When to use ignore_index?

I noticed CrossEntropyLoss now has an ignore_index parameter, but I am not sure I understand what that means:

ignore_index (int, optional): Specifies a target value that is ignored
            and does not contribute to the input gradient. When size_average is
            True, the loss is averaged over non-ignored targets.

First of all, I know that CrossEntropyLoss takes a 1-dimensional array of targets:

Target: :math:`(N)` where each value is `0 <= targets[i] <= C-1`

So then I assume that ignore_index allows you to ignore one of the outputs in the loss calculation. I can imagine it’s useful to mask a whole bunch of outputs. Simply ignoring only one output node,what is the use-case of that?

I probably misunderstood what ignore_index does or when do people use it?


This is used to mask a specific label.
For example, in semantic segmentation, we might have a -1 label that stands for “dont care”, meaning that whatever you predict in that region is not taken into account in the evaluation (because it can be ambiguous).
In this case, you would set the ignore_index to -1, so that those indices are not taken into account.


Thanks for the clarification!


I would like to know more. I am using the torchvision segmentation model from your repo. There, the ignore_index is set to 255.

If using a dataset that multiple classes to ignore during evaluation, say Cityscapes, I am manually using the training IDs and setting all those classes to 0 which is the same as the background class. How can I leverage the ignore_index ?


I am facing issue when using ignore index on cityscape dataset for semantic segmentation. There are 19 classes, and there is one extra ignore class. I used this ignore class as 255 and used same inside cross entropy loss. When I run the model with output number of classes=19, I get assertion error from cross entropy loss,
/pytorch/aten/src/THCUNN/SpatialClassNLLCriterion.cu:106: cunn_SpatialClassNLLCriterion_updateOutput_kernel: block: [3,0,0], thread: [743,0,0] Assertion t >= 0 && t < n_classes failed.
This error is sort of obvious because we need I am passing 255 label, but considering it is passed in ignore index I am assuming this error should not come. In case this is not how ignore index work can you tell how I can achieve the solution where I want to ignore 255 label and still have 19 classes inside model.

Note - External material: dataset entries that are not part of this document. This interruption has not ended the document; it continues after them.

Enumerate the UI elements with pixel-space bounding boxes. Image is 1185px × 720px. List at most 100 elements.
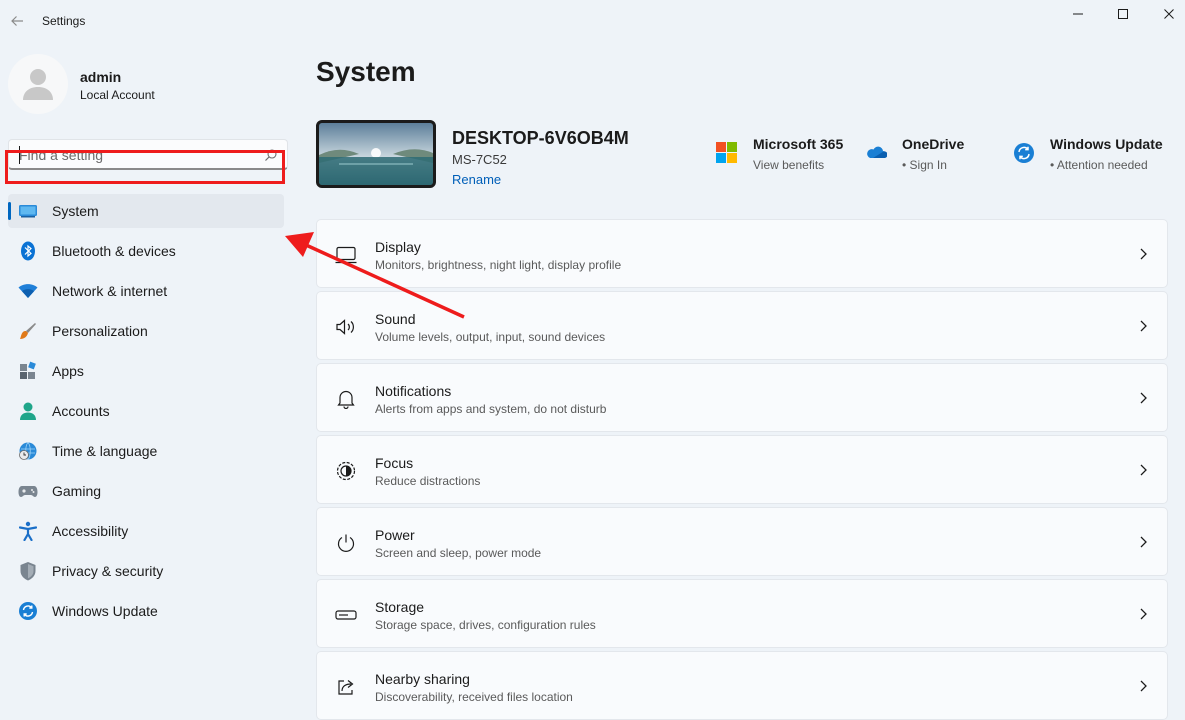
settings-card-power[interactable]: Power Screen and sleep, power mode (316, 507, 1168, 576)
bluetooth-icon (18, 241, 38, 261)
sidebar-item-label: Apps (52, 363, 84, 379)
chevron-right-icon (1140, 680, 1147, 692)
sidebar-item-time-language[interactable]: Time & language (0, 431, 300, 471)
selection-highlight (8, 194, 284, 228)
minimize-button[interactable] (1055, 0, 1101, 28)
windows-update-icon (1014, 143, 1034, 163)
selection-indicator (8, 202, 11, 220)
sidebar-item-privacy-security[interactable]: Privacy & security (0, 551, 300, 591)
sidebar-item-label: Windows Update (52, 603, 158, 619)
windows-update-link[interactable]: Windows Update • Attention needed (1013, 136, 1173, 176)
device-name: DESKTOP-6V6OB4M (452, 128, 629, 148)
onedrive-icon (867, 146, 887, 158)
settings-card-sound[interactable]: Sound Volume levels, output, input, soun… (316, 291, 1168, 360)
globe-clock-icon (18, 441, 38, 461)
share-icon (335, 676, 357, 698)
user-name: admin (80, 69, 122, 85)
power-icon (335, 532, 357, 554)
card-title: Power (375, 527, 415, 543)
quick-link-status: Sign In (909, 158, 947, 172)
card-subtitle: Volume levels, output, input, sound devi… (375, 330, 606, 344)
sidebar-item-network[interactable]: Network & internet (0, 271, 300, 311)
focus-icon (335, 460, 357, 482)
quick-link-subtitle: View benefits (753, 158, 825, 172)
card-subtitle: Discoverability, received files location (375, 690, 573, 704)
system-icon (18, 201, 38, 221)
sidebar-item-apps[interactable]: Apps (0, 351, 300, 391)
wallpaper-preview-icon (319, 123, 433, 185)
sidebar-item-label: Gaming (52, 483, 102, 499)
microsoft-logo-icon (716, 142, 737, 163)
settings-card-storage[interactable]: Storage Storage space, drives, configura… (316, 579, 1168, 648)
maximize-icon (1118, 9, 1128, 19)
sidebar-item-accounts[interactable]: Accounts (0, 391, 300, 431)
quick-link-title: OneDrive (902, 136, 965, 152)
user-avatar-icon (23, 69, 53, 100)
settings-card-notifications[interactable]: Notifications Alerts from apps and syste… (316, 363, 1168, 432)
page-title: System (316, 56, 416, 87)
system-settings-list: Display Monitors, brightness, night ligh… (316, 219, 1168, 720)
chevron-right-icon (1140, 608, 1147, 620)
quick-link-title: Microsoft 365 (753, 136, 844, 152)
account-type: Local Account (80, 88, 155, 102)
speaker-icon (335, 316, 357, 338)
card-subtitle: Reduce distractions (375, 474, 481, 488)
app-title: Settings (42, 14, 86, 28)
sidebar-item-gaming[interactable]: Gaming (0, 471, 300, 511)
chevron-right-icon (1140, 464, 1147, 476)
onedrive-link[interactable]: OneDrive • Sign In (865, 136, 995, 176)
settings-card-display[interactable]: Display Monitors, brightness, night ligh… (316, 219, 1168, 288)
sidebar-item-label: System (52, 203, 99, 219)
settings-card-focus[interactable]: Focus Reduce distractions (316, 435, 1168, 504)
back-button[interactable] (6, 10, 28, 32)
gamepad-icon (18, 481, 38, 501)
card-subtitle: Storage space, drives, configuration rul… (375, 618, 596, 632)
sidebar-item-windows-update[interactable]: Windows Update (0, 591, 300, 631)
back-arrow-icon (11, 16, 23, 26)
sidebar-item-personalization[interactable]: Personalization (0, 311, 300, 351)
brush-icon (18, 321, 38, 341)
chevron-right-icon (1140, 392, 1147, 404)
display-icon (335, 244, 357, 266)
card-title: Storage (375, 599, 425, 615)
rename-link[interactable]: Rename (452, 172, 501, 187)
sidebar-nav: System Bluetooth & devices Network & int… (0, 191, 300, 631)
card-title: Notifications (375, 383, 452, 399)
microsoft-365-link[interactable]: Microsoft 365 View benefits (716, 136, 856, 176)
chevron-right-icon (1140, 320, 1147, 332)
avatar[interactable] (8, 54, 68, 114)
sidebar: admin Local Account System Bluetooth & d… (0, 44, 300, 720)
quick-link-status: Attention needed (1056, 158, 1148, 172)
device-model: MS-7C52 (452, 152, 507, 167)
chevron-right-icon (1140, 536, 1147, 548)
quick-link-subtitle: • Sign In (902, 158, 947, 172)
storage-icon (335, 604, 357, 626)
card-subtitle: Screen and sleep, power mode (375, 546, 542, 560)
close-icon (1164, 9, 1174, 19)
card-title: Nearby sharing (375, 671, 470, 687)
device-wallpaper-thumbnail (316, 120, 436, 188)
settings-card-nearby-sharing[interactable]: Nearby sharing Discoverability, received… (316, 651, 1168, 720)
sidebar-item-system[interactable]: System (0, 191, 300, 231)
quick-link-subtitle: • Attention needed (1050, 158, 1148, 172)
close-button[interactable] (1146, 0, 1185, 28)
sidebar-item-bluetooth[interactable]: Bluetooth & devices (0, 231, 300, 271)
card-subtitle: Monitors, brightness, night light, displ… (375, 258, 622, 272)
annotation-highlight-box (5, 150, 285, 184)
quick-link-title: Windows Update (1050, 136, 1163, 152)
accounts-icon (18, 401, 38, 421)
card-subtitle: Alerts from apps and system, do not dist… (375, 402, 607, 416)
title-bar: Settings (0, 0, 1185, 44)
card-title: Focus (375, 455, 414, 471)
accessibility-icon (18, 521, 38, 541)
chevron-right-icon (1140, 248, 1147, 260)
sidebar-item-accessibility[interactable]: Accessibility (0, 511, 300, 551)
sidebar-item-label: Bluetooth & devices (52, 243, 176, 259)
sidebar-item-label: Network & internet (52, 283, 168, 299)
sidebar-item-label: Accessibility (52, 523, 129, 539)
update-icon (18, 601, 38, 621)
sidebar-item-label: Accounts (52, 403, 110, 419)
maximize-button[interactable] (1100, 0, 1146, 28)
minimize-icon (1073, 13, 1083, 15)
bell-icon (335, 388, 357, 410)
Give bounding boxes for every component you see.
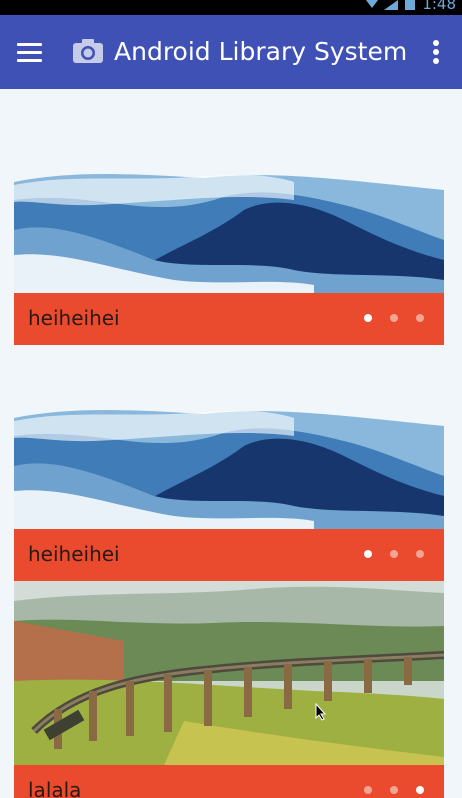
banner-image-railway — [14, 581, 444, 765]
banner-card[interactable]: heiheihei — [14, 160, 444, 345]
banner-card[interactable]: heiheihei lalala — [14, 396, 444, 798]
banner-caption-bar: lalala — [14, 765, 444, 798]
menu-button[interactable] — [10, 33, 50, 71]
page-indicator — [364, 786, 424, 794]
page-dot[interactable] — [416, 550, 424, 558]
page-indicator — [364, 314, 424, 322]
status-time: 1:48 — [422, 0, 456, 13]
battery-icon — [405, 0, 416, 10]
overflow-menu-button[interactable] — [424, 33, 448, 71]
banner-caption: heiheihei — [28, 542, 120, 566]
banner-caption: lalala — [28, 778, 82, 798]
page-dot[interactable] — [416, 786, 424, 794]
page-indicator — [364, 550, 424, 558]
banner-image-mountains — [14, 160, 444, 293]
camera-icon — [73, 39, 103, 63]
page-dot[interactable] — [390, 550, 398, 558]
menu-icon-line — [17, 51, 42, 54]
banner-caption-bar: heiheihei — [14, 293, 444, 345]
status-icons: 1:48 — [366, 0, 456, 12]
page-dot[interactable] — [364, 786, 372, 794]
page-dot[interactable] — [364, 550, 372, 558]
page-dot[interactable] — [416, 314, 424, 322]
banner-caption: heiheihei — [28, 306, 120, 330]
banner-image-mountains — [14, 396, 444, 529]
page-dot[interactable] — [390, 314, 398, 322]
page-dot[interactable] — [390, 786, 398, 794]
menu-icon-line — [17, 59, 42, 62]
status-bar: 1:48 — [0, 0, 462, 15]
banner-caption-bar: heiheihei — [14, 529, 444, 581]
mouse-cursor-icon — [315, 703, 327, 721]
signal-icon — [384, 0, 399, 10]
app-title: Android Library System — [114, 37, 408, 66]
menu-icon — [17, 43, 42, 46]
more-vert-icon-dot — [433, 49, 439, 55]
wifi-icon — [366, 0, 378, 8]
page-dot[interactable] — [364, 314, 372, 322]
more-vert-icon — [433, 40, 439, 46]
app-bar: Android Library System — [0, 15, 462, 89]
more-vert-icon-dot — [433, 58, 439, 64]
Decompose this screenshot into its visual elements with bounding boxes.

I cannot reproduce this issue with this small code snippet:

x = torch.randn(10, 19, requires_grad=True, device='cuda')
y = torch.randint(0, 19, (10,), device='cuda')
y[0] = 255

criterion = nn.CrossEntropyLoss(ignore_index=255)
loss = criterion(x, y)

Are you sure that the ignored index 255 is causing the issue and not another unexpected target index?

Hey ptr,
I have debugged it and you are right some other label was causing issue. Other label occured because I was using bilinear interpolation instead when I changed it to nearest the other labels were not appearing. Still although this question is not related to pytorch, I was checking if there is any label on numpy array as:
label[label>18] =255
This statement was not working for numpy array and worked in case of torch tensor which is little strange ig. But anyway thanks for the solution.

Good to hear it’s working now!
That’s indeed strange, as numpy should also be able to perform this check:

x = np.random.randint(0, 20, (100))
x[x > 10] = 255

Yah thats strange because it took me time to debug problem because of numpy statement only. Anyway thanks for your time.

What if I want several don’t care classes? for example in a time-series classification, where I have to feed in all the input, but not everything should contribute a gradient, and there are several classes.

In that case you could change the targets to use the same “ignore index” and could then pass this index to the criterion so that it’ll be ignored.